Gina Torino enganchó el tacón de su gastada bota en el travesaño inferior de la verja de madera. Apoyó los brazos en el travesaño superior y miró el prado que se extendía ante ella. El sol brillaba, la hierba era verde y abundante y un potrillo recién nacido trotaba junto a su madre.
– ¿Ves, Shadow? -le susurró a la satisfecha yegua-. Te dije que todo iría bien.
La noche anterior, Gina no había estado tan segura. Hacer de comadrona para la yegua que había criado desde la infancia la había aterrorizado. Pero en ese momento podía sonreír y disfrutar.
Siguió con la vista a la yegua negra y blanca paseando con el potrillo recién nacido pegado a sus patas peludas. Los caballos de tiro Gypsy eran los más bonitos que Gina había visto nunca. El pecho ancho, el porte del cuello y las «plumas», pelos largos y delicados que flotaban alrededor de sus cascos, creaban un conjunto de aspecto exquisito. La mayoría de la gente les echaba un vistazo y pensaban que eran Clydesdale miniatura. Pero los Gypsy eran algo muy distinto.
Relativamente pequeños, pero fuertes, originariamente habían sido criados por los gitanos ambulantes que les dieron su nombre: Gypsy. Podían tirar de carretas y caravanas cargadas, y eran tan mansos que acababan siendo parte de la familia. Eran muy gentiles con los niños y leales hacia sus dueños.
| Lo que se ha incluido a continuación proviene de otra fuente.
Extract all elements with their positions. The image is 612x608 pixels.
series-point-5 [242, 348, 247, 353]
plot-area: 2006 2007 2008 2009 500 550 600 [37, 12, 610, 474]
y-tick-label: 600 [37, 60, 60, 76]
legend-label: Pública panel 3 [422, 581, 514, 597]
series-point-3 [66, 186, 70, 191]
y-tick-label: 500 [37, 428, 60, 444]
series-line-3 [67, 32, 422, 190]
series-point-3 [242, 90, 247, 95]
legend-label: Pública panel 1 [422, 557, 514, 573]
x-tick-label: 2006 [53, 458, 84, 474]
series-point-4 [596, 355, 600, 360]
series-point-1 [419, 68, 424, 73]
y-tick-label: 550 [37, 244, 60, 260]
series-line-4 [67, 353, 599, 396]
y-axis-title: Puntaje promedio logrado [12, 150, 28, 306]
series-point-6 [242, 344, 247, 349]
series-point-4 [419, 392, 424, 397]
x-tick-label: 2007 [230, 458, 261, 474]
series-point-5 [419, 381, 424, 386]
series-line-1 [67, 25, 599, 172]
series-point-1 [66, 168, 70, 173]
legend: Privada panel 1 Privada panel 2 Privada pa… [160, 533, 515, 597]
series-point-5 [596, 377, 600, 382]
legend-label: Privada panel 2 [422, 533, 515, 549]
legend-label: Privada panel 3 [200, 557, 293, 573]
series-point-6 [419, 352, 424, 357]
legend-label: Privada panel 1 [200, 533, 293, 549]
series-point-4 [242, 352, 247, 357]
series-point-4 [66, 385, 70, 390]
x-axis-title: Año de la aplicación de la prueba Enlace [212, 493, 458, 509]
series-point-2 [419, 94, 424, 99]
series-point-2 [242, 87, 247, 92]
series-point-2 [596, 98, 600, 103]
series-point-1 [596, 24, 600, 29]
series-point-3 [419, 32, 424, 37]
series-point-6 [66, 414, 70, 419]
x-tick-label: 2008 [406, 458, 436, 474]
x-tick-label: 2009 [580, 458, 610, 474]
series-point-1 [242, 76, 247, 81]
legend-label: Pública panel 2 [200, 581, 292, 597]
Para Gina los caballos eran más que animales que se criaban y vendían: eran familia.
– Los mimas como si fueran bebés.
Gina ni siquiera se dio la vuelta cuando oyó a su madre hablar a su espalda. Era una discusión que venía de largo; su madre alegaba que Gina pasaba demasiado tiempo con los caballos e insuficiente buscando marido.
– No tiene nada de malo.
– Deberías tener tus propios bebés.
Gina puso los ojos en blanco, agradeciendo que su madre no pudiera ver el gesto. Teresa Torino no tenía en cuenta la edad de sus hijos. Si hacían algo que no le gustaba, les daba un coscorrón igual que cuando eran niños. Gina pensó que si tuviera sentido común, se habría ido, como dos de sus tres hermanos mayores.
– Sé que estás poniendo los ojos en blanco.
Sonriendo, Gina miró por encima del hombro. Teresa Torino era baja, regordeta y de ideas fijas. Su pelo negro empezaba a encanecer y no se molestaba en teñírselo; prefería recordar a la familia que se había ganado esas canas a pulso. Tenía ojos marrones y agudos, a los que se les escapaba bien poco.